All these factors can affect the overall reliability of the system and impact maintenance costs that must be kept very low. Given these operating conditions, the device should be very sensitive and robust in the presence of interference. It also should require low power consumption. Smart Metering conducted a benchmark between available short-range devices and chose the Analog Devices ADF702x family of wireless transceivers, which was demonstrated to be the best on the market in meeting these demanding requirements.

Smart Metering has developed the MultiReader System, based on the ADF702x family, to meet the needs of the utilities for water monitoring (Fig. 2). It comprises the water meter MultiReader-C, the repeater MultiReader-R, and the concentrator MultiReader-G.

The MultiReader-C is a battery powered counter that can be connected to up to three pulse emitter devices (Fig. 3). The meter can provide real-time water consumption, stored data based on a fixed calendar, and measurements processed by applying specific algorithms. All these capabilities allow several services like synchronous measurements on different points, water consumption in a specified time interval, and reporting of other useful information like reflux, counter shutdown, and user losses.

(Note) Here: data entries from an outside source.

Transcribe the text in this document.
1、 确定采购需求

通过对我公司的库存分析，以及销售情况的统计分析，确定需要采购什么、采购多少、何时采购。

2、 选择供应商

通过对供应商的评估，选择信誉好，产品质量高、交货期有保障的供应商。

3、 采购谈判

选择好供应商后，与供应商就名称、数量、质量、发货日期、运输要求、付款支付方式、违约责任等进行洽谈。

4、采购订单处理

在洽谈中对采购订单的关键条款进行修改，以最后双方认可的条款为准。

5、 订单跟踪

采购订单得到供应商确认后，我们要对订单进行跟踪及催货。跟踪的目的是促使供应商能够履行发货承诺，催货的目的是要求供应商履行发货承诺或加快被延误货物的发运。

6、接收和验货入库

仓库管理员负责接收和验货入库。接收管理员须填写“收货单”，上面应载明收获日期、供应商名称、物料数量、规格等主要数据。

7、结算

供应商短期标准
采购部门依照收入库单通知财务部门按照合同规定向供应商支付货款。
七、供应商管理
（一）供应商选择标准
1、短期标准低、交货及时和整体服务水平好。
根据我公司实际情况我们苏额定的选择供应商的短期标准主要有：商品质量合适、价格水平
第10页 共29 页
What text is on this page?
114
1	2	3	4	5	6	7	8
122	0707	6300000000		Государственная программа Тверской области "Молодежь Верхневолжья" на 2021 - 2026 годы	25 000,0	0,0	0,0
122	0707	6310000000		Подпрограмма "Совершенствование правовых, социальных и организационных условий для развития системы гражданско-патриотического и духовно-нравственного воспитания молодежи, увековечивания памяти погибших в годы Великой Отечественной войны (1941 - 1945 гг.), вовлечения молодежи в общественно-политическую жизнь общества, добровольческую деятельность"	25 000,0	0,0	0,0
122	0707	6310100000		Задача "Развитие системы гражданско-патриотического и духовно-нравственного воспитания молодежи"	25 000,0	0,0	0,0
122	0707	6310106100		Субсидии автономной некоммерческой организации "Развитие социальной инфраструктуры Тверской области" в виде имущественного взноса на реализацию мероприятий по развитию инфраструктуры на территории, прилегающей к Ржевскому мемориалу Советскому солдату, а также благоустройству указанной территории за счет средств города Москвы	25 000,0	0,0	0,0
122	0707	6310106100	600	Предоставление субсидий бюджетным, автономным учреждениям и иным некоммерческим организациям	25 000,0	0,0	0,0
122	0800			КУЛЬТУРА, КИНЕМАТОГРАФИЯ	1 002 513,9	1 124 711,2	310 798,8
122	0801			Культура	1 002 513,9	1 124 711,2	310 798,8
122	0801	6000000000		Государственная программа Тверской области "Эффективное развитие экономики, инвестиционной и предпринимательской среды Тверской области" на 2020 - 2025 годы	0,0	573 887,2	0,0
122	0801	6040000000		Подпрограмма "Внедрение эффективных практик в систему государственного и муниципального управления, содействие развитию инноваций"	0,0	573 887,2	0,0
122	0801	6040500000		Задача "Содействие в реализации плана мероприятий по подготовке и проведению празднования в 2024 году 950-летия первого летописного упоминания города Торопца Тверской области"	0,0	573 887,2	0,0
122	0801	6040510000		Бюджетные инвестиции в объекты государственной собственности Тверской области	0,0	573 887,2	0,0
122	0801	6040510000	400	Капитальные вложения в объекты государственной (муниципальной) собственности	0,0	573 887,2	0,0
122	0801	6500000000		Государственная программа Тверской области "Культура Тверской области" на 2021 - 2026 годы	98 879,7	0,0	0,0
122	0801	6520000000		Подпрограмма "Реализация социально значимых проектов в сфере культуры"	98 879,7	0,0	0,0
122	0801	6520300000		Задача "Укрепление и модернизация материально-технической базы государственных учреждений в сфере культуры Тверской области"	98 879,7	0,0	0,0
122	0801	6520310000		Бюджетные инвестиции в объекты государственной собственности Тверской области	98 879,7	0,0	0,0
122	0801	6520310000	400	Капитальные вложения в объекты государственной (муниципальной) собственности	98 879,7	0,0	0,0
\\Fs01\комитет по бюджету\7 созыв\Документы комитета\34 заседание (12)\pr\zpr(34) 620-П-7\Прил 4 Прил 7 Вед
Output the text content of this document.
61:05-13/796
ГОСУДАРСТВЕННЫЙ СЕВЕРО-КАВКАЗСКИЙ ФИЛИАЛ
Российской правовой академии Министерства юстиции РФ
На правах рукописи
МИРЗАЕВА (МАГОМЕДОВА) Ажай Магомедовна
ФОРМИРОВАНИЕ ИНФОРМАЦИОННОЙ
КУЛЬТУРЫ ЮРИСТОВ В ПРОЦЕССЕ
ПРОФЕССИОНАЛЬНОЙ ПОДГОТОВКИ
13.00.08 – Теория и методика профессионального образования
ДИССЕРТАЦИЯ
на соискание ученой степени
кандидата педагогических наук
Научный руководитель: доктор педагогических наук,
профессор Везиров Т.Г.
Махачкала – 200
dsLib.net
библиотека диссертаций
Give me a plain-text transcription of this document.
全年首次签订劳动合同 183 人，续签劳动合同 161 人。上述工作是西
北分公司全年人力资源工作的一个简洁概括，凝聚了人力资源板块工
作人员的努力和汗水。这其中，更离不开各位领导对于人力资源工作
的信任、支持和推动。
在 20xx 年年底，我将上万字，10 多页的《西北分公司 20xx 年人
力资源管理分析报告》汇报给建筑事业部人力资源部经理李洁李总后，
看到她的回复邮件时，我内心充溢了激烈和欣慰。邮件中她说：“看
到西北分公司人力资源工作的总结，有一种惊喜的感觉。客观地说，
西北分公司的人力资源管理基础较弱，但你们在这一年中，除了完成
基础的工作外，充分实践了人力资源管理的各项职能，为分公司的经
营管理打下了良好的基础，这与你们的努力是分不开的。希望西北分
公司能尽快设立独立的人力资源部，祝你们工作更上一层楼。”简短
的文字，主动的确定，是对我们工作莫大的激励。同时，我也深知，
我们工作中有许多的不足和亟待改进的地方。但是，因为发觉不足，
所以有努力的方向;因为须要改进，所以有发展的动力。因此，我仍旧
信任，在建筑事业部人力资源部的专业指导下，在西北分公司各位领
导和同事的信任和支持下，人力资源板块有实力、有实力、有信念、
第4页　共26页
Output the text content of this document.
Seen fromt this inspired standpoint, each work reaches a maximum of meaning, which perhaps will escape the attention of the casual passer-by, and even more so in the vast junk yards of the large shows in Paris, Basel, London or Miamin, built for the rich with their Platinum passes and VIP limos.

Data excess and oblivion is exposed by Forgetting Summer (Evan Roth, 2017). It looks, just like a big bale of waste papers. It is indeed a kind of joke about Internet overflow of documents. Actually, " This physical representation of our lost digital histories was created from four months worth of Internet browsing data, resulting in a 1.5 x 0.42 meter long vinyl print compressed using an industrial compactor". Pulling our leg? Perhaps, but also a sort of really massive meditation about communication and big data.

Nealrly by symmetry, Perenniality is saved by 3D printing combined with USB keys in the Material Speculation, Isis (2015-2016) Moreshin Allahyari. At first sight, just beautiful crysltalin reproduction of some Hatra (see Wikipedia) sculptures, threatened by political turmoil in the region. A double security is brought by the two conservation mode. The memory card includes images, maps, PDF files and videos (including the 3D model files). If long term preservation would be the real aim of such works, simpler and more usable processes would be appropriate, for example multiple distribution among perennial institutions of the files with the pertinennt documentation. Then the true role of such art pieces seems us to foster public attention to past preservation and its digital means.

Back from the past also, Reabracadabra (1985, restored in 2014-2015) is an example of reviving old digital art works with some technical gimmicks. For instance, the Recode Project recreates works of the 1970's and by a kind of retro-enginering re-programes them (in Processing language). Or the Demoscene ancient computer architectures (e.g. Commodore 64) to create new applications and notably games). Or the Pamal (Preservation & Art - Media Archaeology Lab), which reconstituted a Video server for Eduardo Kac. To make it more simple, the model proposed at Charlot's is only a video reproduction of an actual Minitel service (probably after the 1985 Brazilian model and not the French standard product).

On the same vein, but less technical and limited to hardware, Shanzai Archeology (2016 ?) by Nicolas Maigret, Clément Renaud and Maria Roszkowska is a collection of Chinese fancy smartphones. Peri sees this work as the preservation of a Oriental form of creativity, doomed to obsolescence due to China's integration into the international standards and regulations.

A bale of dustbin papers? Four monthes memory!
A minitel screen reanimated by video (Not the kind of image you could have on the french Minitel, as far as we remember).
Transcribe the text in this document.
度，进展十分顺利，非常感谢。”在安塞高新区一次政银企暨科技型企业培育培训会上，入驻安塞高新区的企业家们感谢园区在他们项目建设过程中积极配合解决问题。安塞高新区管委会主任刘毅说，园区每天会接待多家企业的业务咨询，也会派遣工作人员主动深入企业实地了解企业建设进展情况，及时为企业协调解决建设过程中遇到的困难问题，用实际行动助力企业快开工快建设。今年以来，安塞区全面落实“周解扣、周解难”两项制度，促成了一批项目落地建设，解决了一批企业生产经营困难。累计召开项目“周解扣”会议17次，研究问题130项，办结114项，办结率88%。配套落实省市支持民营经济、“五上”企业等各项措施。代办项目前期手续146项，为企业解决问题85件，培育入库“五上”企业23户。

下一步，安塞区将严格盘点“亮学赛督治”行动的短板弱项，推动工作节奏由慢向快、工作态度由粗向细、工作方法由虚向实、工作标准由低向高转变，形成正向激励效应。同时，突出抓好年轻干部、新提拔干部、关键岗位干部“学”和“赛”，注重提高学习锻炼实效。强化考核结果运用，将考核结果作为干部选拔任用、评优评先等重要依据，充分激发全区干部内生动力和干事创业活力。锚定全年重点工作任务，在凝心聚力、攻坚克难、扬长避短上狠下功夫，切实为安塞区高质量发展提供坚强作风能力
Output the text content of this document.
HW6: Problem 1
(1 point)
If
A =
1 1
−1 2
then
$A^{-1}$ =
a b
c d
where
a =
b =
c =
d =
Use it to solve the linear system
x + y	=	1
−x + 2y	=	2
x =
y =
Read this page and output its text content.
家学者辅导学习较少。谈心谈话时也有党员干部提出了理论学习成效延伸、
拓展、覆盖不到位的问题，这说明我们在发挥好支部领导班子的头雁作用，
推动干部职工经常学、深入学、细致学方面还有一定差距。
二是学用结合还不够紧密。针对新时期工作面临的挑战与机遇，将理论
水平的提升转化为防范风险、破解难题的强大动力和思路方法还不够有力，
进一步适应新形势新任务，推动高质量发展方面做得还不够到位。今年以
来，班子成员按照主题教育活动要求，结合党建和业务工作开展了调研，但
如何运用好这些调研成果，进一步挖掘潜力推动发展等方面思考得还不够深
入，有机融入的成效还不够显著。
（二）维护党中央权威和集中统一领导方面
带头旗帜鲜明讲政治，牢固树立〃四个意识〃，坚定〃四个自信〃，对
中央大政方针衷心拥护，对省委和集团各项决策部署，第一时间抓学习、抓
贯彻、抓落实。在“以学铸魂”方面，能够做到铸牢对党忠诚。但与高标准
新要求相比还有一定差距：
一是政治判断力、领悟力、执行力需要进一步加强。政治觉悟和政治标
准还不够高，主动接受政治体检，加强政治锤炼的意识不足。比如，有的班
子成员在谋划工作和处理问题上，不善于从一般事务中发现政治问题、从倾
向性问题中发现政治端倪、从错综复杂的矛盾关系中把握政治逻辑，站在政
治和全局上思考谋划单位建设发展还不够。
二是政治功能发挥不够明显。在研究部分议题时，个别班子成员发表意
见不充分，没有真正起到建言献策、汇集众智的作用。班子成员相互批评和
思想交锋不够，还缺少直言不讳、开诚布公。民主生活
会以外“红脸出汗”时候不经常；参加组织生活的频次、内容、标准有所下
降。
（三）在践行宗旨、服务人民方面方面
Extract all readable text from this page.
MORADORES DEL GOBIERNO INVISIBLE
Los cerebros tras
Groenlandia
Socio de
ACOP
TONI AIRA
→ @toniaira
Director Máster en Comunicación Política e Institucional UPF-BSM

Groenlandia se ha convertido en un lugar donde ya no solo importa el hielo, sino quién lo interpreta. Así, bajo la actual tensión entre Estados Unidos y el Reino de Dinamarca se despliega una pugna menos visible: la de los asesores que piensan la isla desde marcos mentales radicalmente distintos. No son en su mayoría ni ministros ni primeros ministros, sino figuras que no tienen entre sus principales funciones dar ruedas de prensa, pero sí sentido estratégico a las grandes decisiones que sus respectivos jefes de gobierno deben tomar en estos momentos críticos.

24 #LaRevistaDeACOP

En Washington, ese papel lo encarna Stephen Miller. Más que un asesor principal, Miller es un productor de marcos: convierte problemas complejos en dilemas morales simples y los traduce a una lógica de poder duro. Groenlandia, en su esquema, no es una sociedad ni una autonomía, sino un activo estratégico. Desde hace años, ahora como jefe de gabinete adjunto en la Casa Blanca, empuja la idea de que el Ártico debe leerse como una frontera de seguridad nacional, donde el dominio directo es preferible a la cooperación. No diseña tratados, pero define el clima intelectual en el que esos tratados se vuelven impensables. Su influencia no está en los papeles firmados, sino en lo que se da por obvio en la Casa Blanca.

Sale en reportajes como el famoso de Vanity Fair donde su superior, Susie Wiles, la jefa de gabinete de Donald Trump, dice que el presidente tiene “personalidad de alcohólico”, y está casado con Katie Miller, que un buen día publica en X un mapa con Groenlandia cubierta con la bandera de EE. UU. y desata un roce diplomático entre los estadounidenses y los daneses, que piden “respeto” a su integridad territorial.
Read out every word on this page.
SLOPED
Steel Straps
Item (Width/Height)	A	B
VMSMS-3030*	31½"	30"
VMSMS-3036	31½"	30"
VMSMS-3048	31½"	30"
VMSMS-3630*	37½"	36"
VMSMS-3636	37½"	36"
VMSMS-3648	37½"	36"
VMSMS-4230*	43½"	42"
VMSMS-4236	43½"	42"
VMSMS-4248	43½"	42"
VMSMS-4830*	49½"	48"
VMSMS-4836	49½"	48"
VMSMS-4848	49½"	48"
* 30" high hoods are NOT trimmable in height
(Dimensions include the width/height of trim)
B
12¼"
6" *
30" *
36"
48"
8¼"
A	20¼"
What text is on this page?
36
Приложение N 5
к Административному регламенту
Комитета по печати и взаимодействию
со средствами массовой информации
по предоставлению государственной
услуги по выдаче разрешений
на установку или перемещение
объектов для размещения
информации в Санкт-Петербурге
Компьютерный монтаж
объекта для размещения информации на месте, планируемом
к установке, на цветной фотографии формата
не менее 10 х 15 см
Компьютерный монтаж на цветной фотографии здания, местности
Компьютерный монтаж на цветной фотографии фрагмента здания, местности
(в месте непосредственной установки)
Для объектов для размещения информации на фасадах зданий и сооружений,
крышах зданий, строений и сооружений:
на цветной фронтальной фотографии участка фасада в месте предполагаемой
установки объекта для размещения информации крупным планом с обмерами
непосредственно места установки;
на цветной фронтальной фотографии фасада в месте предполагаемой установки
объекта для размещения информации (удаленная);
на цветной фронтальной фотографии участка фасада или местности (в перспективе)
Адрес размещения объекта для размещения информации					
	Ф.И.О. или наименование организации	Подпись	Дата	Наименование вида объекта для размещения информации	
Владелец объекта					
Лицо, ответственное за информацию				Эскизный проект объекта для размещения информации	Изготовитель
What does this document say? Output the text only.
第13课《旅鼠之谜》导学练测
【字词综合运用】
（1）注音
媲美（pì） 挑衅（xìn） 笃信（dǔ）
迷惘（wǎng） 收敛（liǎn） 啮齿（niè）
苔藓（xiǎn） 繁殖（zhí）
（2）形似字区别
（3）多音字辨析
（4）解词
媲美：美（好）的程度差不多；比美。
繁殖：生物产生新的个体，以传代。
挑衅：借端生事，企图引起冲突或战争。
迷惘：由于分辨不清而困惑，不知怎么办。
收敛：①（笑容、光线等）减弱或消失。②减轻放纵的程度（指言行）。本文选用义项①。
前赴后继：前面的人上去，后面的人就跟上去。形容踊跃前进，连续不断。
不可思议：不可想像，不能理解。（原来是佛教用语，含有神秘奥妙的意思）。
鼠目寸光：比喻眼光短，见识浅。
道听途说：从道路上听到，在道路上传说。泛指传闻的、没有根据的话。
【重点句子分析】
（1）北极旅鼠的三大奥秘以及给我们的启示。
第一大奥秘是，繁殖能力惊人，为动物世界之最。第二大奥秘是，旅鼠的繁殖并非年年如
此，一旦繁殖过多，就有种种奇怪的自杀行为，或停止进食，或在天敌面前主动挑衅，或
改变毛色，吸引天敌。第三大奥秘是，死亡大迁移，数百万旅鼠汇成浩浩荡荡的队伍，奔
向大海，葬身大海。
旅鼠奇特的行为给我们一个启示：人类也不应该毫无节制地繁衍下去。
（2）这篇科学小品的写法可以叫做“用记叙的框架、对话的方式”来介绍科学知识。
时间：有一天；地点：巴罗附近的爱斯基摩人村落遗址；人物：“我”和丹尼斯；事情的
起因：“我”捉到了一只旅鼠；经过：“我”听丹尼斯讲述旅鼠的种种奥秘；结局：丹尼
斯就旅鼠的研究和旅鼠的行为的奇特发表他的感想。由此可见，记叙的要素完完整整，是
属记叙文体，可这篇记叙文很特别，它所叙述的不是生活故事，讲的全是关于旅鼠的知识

The MultiReader-R is a battery-powered repeater typically installed on a pole (Fig. 4). Used to extend the range of the single meters, it communicates with meters, other repeaters, and concentrators. The MultiReader-G collects the data from meters and communicates with a central office via the GSM network.

Installation and maintenance of a reliable wireless network for water metering requires hardware, software, and system management capabilities, which Smart Metering has developed over time.

ISM-Band Transceiver Technology

Analog Devices SRD transceivers cover from 75 MHz up to 1 GHz. The most popular devices are the medium-band ADF7020, (100 to 200 kHz, up to 200 kbits/s), the narrow-band ADF7021 (9 to 25 kHz, up to 32 kbits/s), and their derivatives. Flexibility is one of the main characteristics of these devices. Several parameters can be programmed to achieve the best tradeoff between performance and power consumption.

The transceivers allow amplitude shift keying (ASK), frequency shift keying (FSK), on-off keying (OOK), Gaussian frequency shift keying (GFSK), and minimum shift keying (MSK) modulation schemes, programmable output power from –16 to +13 dBm, and many programming options for the low-noise amplifier (LNA) to trade off sensitivity, linearity, and current consumption. The differential LNA input stage, the power-amplifier (PA) ramp control, and the Gaussian and raised cosine data filtering all help the device work properly in a complex electromagnetic environment.

Of the same family, the ADF7023 embeds an 8-bit communication processor for the packet handling, radio control, and smart wake-mode functionality.  The communication processor eases the processing burden of the companion processor by integrating the lower layers of a typical communication protocol stack.